Lastly, milling at high speeds can cause issues with sizing material. “We’re trying to use that RAP material,” Chastain said. “The slower feet-per-minute we go, the tighter the pattern, the smaller the RAP material. The faster we go, the more coarse the pattern, the larger the RAP material. We have to screen that RAP, we may even have to crush it, too. So, we’ve added a process simply because we like to mill fast.”
Those chunks can also present a risk to safety. “It’s possible that a chunk could find its way toward live traffic,” Chastain said.
According to Chastain, 30 feet per minute is a tight pattern; 60 to 80 feet per minute is still a good pattern, “but you can see that the drum is no longer [pulling] that material toward the center.”
“When we get to 85 to 90 feet per minute, we’re starting to get a little coarse and stretching out that pattern,” he said. “When you get over 170 feet per minute…the machine’s actually walking faster than the drum is turning.”

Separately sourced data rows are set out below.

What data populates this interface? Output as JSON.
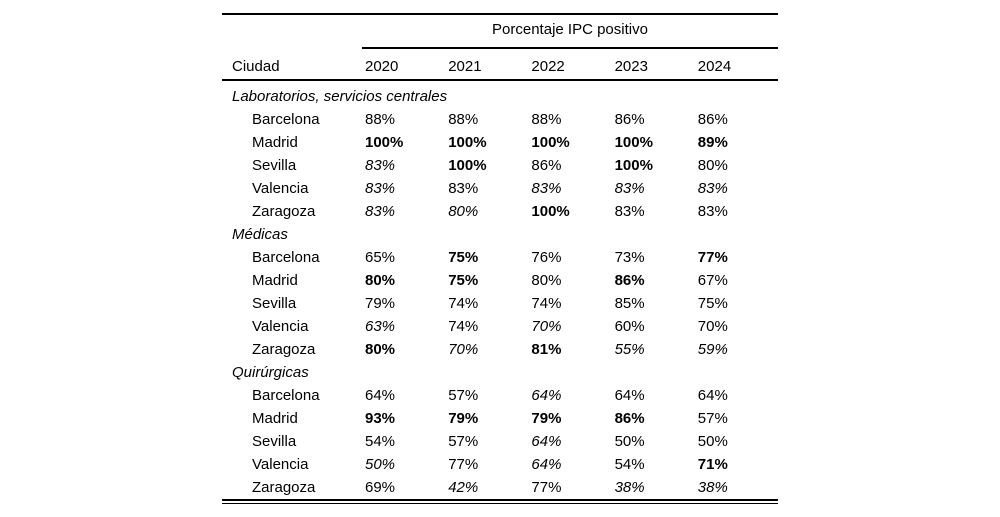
{
  "page": {
    "background_color": "#ffffff",
    "text_color": "#000000",
    "rule_color": "#000000"
  },
  "table": {
    "spanner_label": "Porcentaje IPC positivo",
    "city_column_header": "Ciudad",
    "year_columns": [
      "2020",
      "2021",
      "2022",
      "2023",
      "2024"
    ],
    "groups": [
      {
        "label": "Laboratorios, servicios centrales",
        "rows": [
          {
            "city": "Barcelona",
            "values": [
              {
                "text": "88%",
                "style": "r"
              },
              {
                "text": "88%",
                "style": "r"
              },
              {
                "text": "88%",
                "style": "r"
              },
              {
                "text": "86%",
                "style": "r"
              },
              {
                "text": "86%",
                "style": "r"
              }
            ]
          },
          {
            "city": "Madrid",
            "values": [
              {
                "text": "100%",
                "style": "b"
              },
              {
                "text": "100%",
                "style": "b"
              },
              {
                "text": "100%",
                "style": "b"
              },
              {
                "text": "100%",
                "style": "b"
              },
              {
                "text": "89%",
                "style": "b"
              }
            ]
          },
          {
            "city": "Sevilla",
            "values": [
              {
                "text": "83%",
                "style": "i"
              },
              {
                "text": "100%",
                "style": "b"
              },
              {
                "text": "86%",
                "style": "r"
              },
              {
                "text": "100%",
                "style": "b"
              },
              {
                "text": "80%",
                "style": "r"
              }
            ]
          },
          {
            "city": "Valencia",
            "values": [
              {
                "text": "83%",
                "style": "i"
              },
              {
                "text": "83%",
                "style": "r"
              },
              {
                "text": "83%",
                "style": "i"
              },
              {
                "text": "83%",
                "style": "i"
              },
              {
                "text": "83%",
                "style": "i"
              }
            ]
          },
          {
            "city": "Zaragoza",
            "values": [
              {
                "text": "83%",
                "style": "i"
              },
              {
                "text": "80%",
                "style": "i"
              },
              {
                "text": "100%",
                "style": "b"
              },
              {
                "text": "83%",
                "style": "r"
              },
              {
                "text": "83%",
                "style": "r"
              }
            ]
          }
        ]
      },
      {
        "label": "Médicas",
        "rows": [
          {
            "city": "Barcelona",
            "values": [
              {
                "text": "65%",
                "style": "r"
              },
              {
                "text": "75%",
                "style": "b"
              },
              {
                "text": "76%",
                "style": "r"
              },
              {
                "text": "73%",
                "style": "r"
              },
              {
                "text": "77%",
                "style": "b"
              }
            ]
          },
          {
            "city": "Madrid",
            "values": [
              {
                "text": "80%",
                "style": "b"
              },
              {
                "text": "75%",
                "style": "b"
              },
              {
                "text": "80%",
                "style": "r"
              },
              {
                "text": "86%",
                "style": "b"
              },
              {
                "text": "67%",
                "style": "r"
              }
            ]
          },
          {
            "city": "Sevilla",
            "values": [
              {
                "text": "79%",
                "style": "r"
              },
              {
                "text": "74%",
                "style": "r"
              },
              {
                "text": "74%",
                "style": "r"
              },
              {
                "text": "85%",
                "style": "r"
              },
              {
                "text": "75%",
                "style": "r"
              }
            ]
          },
          {
            "city": "Valencia",
            "values": [
              {
                "text": "63%",
                "style": "i"
              },
              {
                "text": "74%",
                "style": "r"
              },
              {
                "text": "70%",
                "style": "i"
              },
              {
                "text": "60%",
                "style": "r"
              },
              {
                "text": "70%",
                "style": "r"
              }
            ]
          },
          {
            "city": "Zaragoza",
            "values": [
              {
                "text": "80%",
                "style": "b"
              },
              {
                "text": "70%",
                "style": "i"
              },
              {
                "text": "81%",
                "style": "b"
              },
              {
                "text": "55%",
                "style": "i"
              },
              {
                "text": "59%",
                "style": "i"
              }
            ]
          }
        ]
      },
      {
        "label": "Quirúrgicas",
        "rows": [
          {
            "city": "Barcelona",
            "values": [
              {
                "text": "64%",
                "style": "r"
              },
              {
                "text": "57%",
                "style": "r"
              },
              {
                "text": "64%",
                "style": "i"
              },
              {
                "text": "64%",
                "style": "r"
              },
              {
                "text": "64%",
                "style": "r"
              }
            ]
          },
          {
            "city": "Madrid",
            "values": [
              {
                "text": "93%",
                "style": "b"
              },
              {
                "text": "79%",
                "style": "b"
              },
              {
                "text": "79%",
                "style": "b"
              },
              {
                "text": "86%",
                "style": "b"
              },
              {
                "text": "57%",
                "style": "r"
              }
            ]
          },
          {
            "city": "Sevilla",
            "values": [
              {
                "text": "54%",
                "style": "r"
              },
              {
                "text": "57%",
                "style": "r"
              },
              {
                "text": "64%",
                "style": "i"
              },
              {
                "text": "50%",
                "style": "r"
              },
              {
                "text": "50%",
                "style": "r"
              }
            ]
          },
          {
            "city": "Valencia",
            "values": [
              {
                "text": "50%",
                "style": "i"
              },
              {
                "text": "77%",
                "style": "r"
              },
              {
                "text": "64%",
                "style": "i"
              },
              {
                "text": "54%",
                "style": "r"
              },
              {
                "text": "71%",
                "style": "b"
              }
            ]
          },
          {
            "city": "Zaragoza",
            "values": [
              {
                "text": "69%",
                "style": "r"
              },
              {
                "text": "42%",
                "style": "i"
              },
              {
                "text": "77%",
                "style": "r"
              },
              {
                "text": "38%",
                "style": "i"
              },
              {
                "text": "38%",
                "style": "i"
              }
            ]
          }
        ]
      }
    ]
  }
}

He gives milling machine operators the following bit of homework: “If you’re used to running fast and you don’t believe me, slow down by 20 to 30 feet per minute and look at what happens to the pattern quality and the RAP going into the truck.”
“[Milling too quickly] equals lower quality, a waste of material and loss of money,” Chastain said. He reiterates that advanced milling best practices are, in fact, the basics. “Milling in a nutshell is this: common sense and simple math. I can teach simple math, but I cannot teach common sense.”